Mistake 3: Insufficient Emphasis on Non-Financial Indicators

Accounting cost systems often concentrate solely on financial values, disregarding non-financial indicators and other determining factors that impact costs. While financial values are essential, a thorough evaluation of non-financial indicators is crucial for effective cost control and optimization. Factors such as production volume, production performance, overall equipment efficiency (OEE), idle capacity, and scrap rates provide valuable insights into cost management. Kaplan and Norton (1992) advocate for the balanced use of financial and non-financial measures in their Balanced Scorecard approach.

Mistake 4: Lack of Ground-Level Engagement

A prevalent mistake made by accounting cost bureaucrats is their disconnection from the actual place where costs occur. Spending years solely on cost calculations without visiting and observing the cost generation processes hampers a comprehensive understanding of the factors influencing costs. For manufacturing companies, frequent contact with the shop floor is crucial, as it allows for firsthand knowledge of the production processes. Moreover, engaging with suppliers and customers provides valuable insights into cost drivers across the value chain. Kaplan and Anderson (2004) stress the importance of direct contact with processes and agents involved in cost generation to gain a deeper understanding of the underlying cost dynamics.

Conclusion

Cost Accounting Systems, despite their adoption of advanced approaches, often fail to deliver effective cost control and optimization due to several common mistakes. The lack of focus on cost causes, excessive emphasis on processing costs, insufficient consideration of non-financial indicators, and the absence of ground-level engagement are significant shortcomings. To overcome these challenges, it is crucial for authors and developers of cost accounting literature to possess practical knowledge and hands-on experience with the operational aspects of organizations. As Kaplan (1983) aptly stated, "Knowledge is useless unless it is applied to practical activities." By integrating practical insights into cost accounting practices, organizations can achieve enhanced cost control and optimization, leading to improved overall performance.

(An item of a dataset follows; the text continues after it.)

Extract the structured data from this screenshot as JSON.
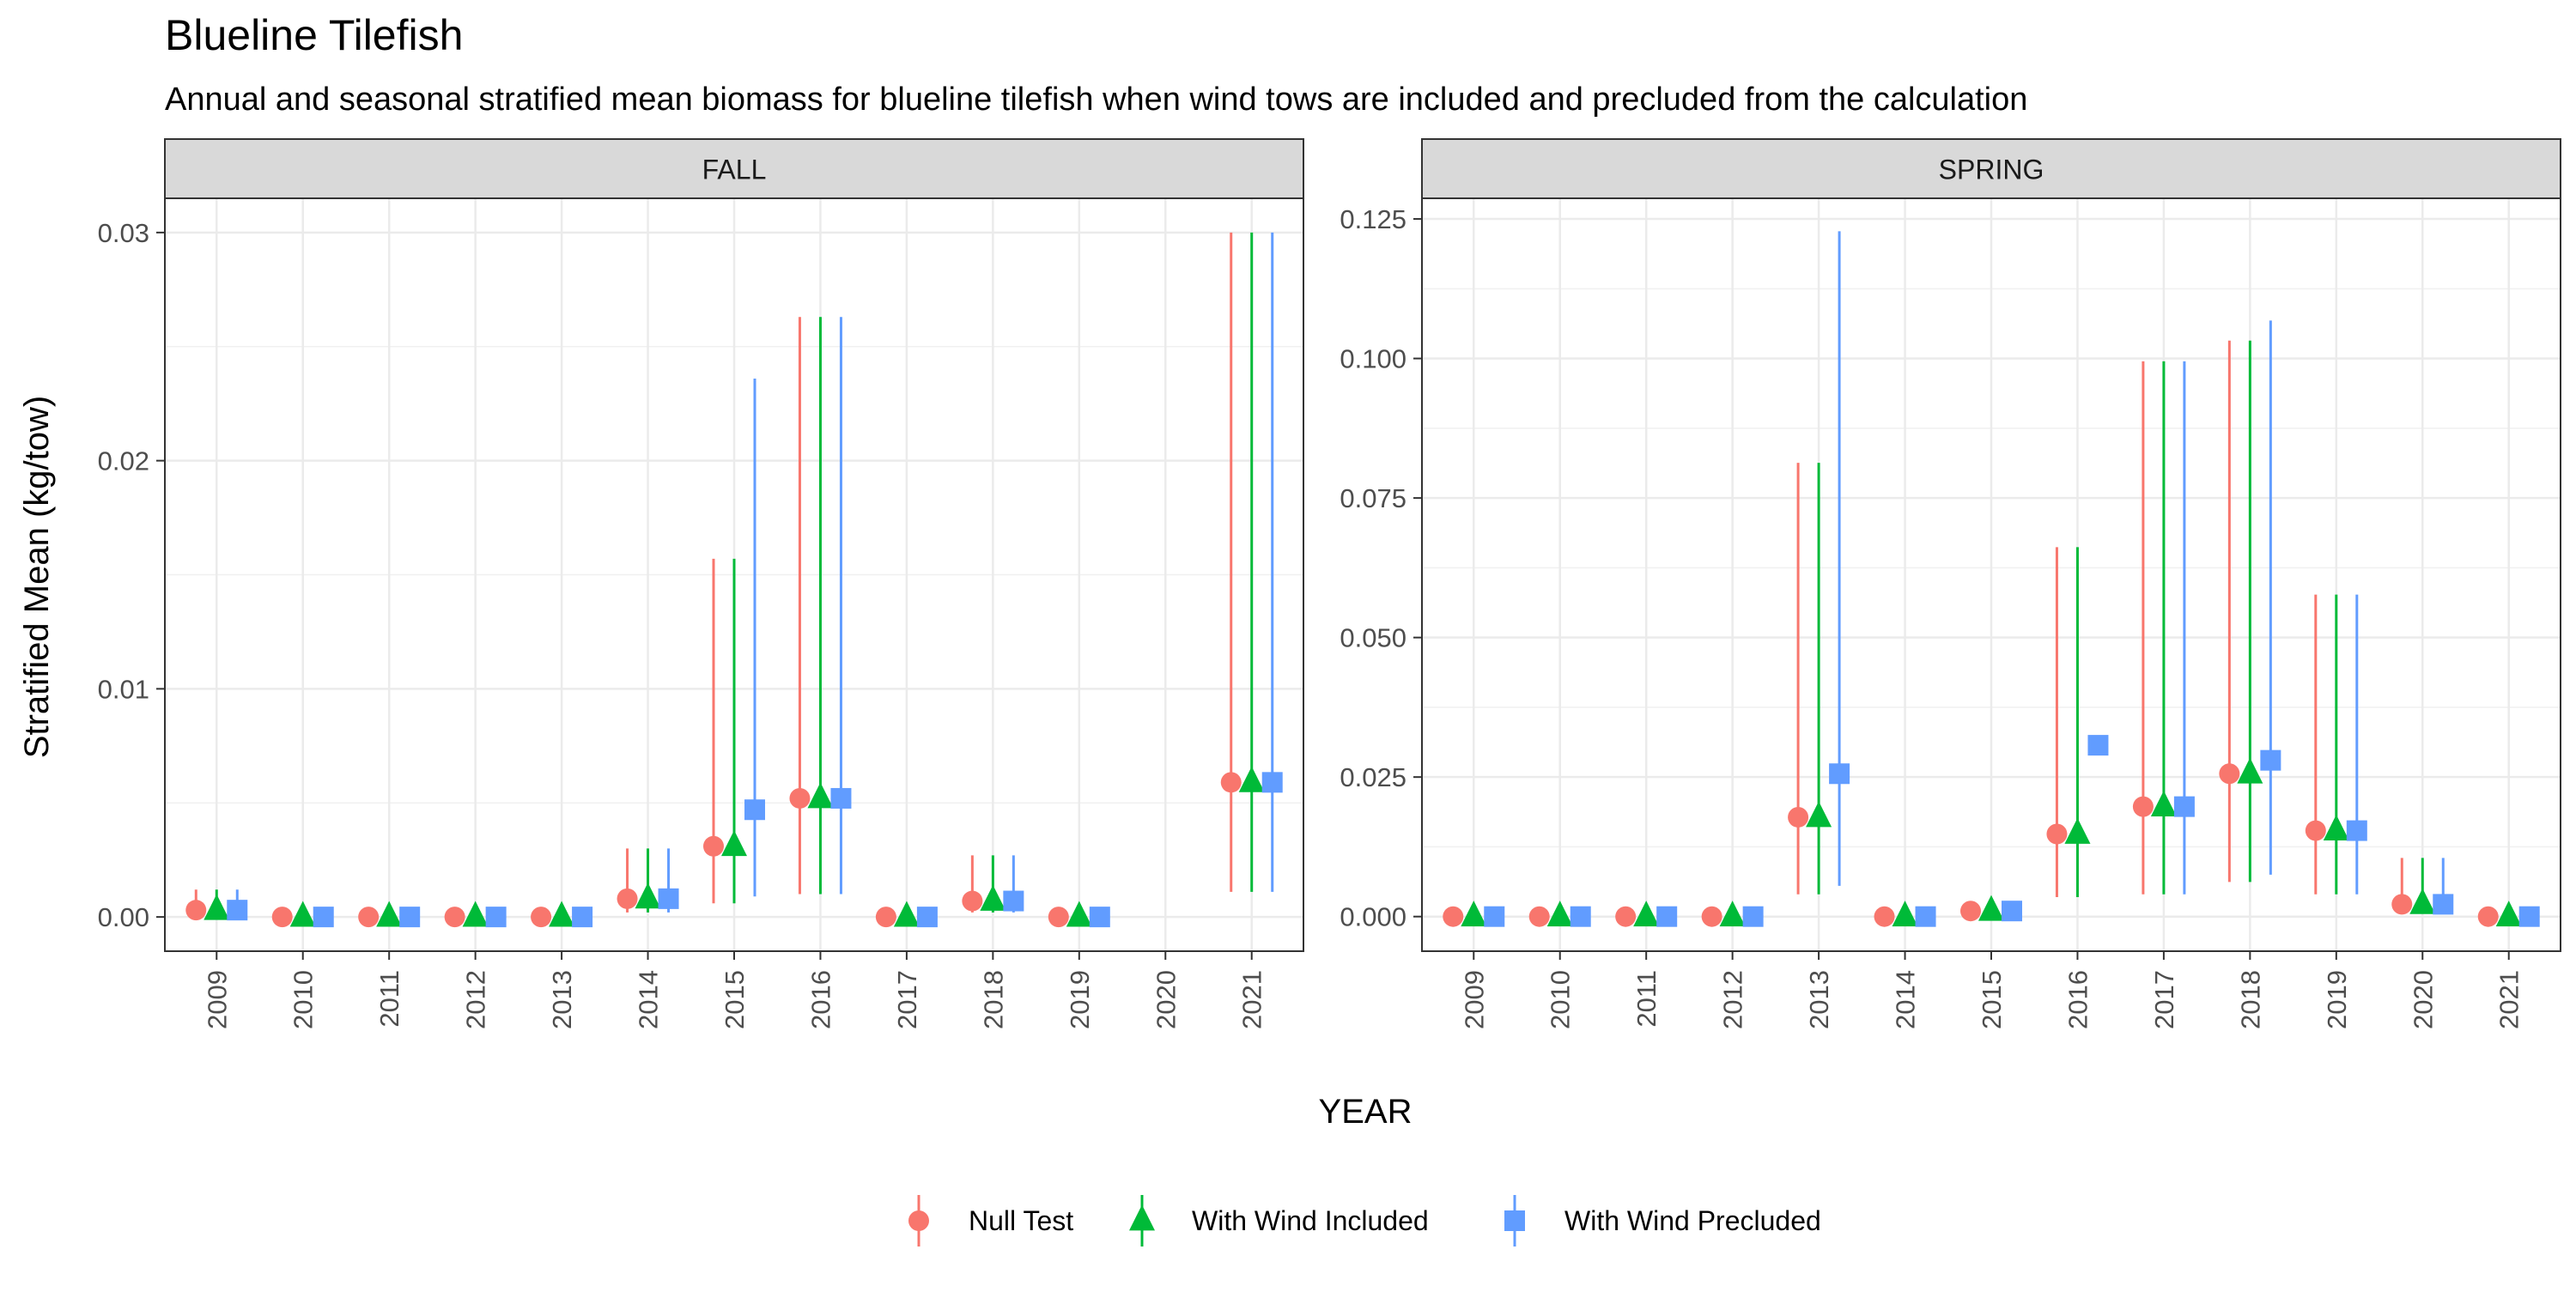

Drucker, P. F. (1999). Management Challenges for the 21st Century. HarperBusiness.

Kaplan, R. S. (1983). Measuring manufacturing performance: a new challenge for managerial accounting research. The Accounting Review, 58(4), 686-705.

Kaplan, R. S. (2005). The strategy-focused organization: how balanced scorecard companies thrive in the new business environment. Harvard Business Press.

Kaplan, R. S., & Anderson, S. R. (2004). Time-driven activity-based costing. Harvard Business Review, 82(11), 131-138.

Kaplan, R. S., & Norton, D. P. (1992). The balanced scorecard: measures that drive performance. Harvard Business Review, 70(1), 71-79.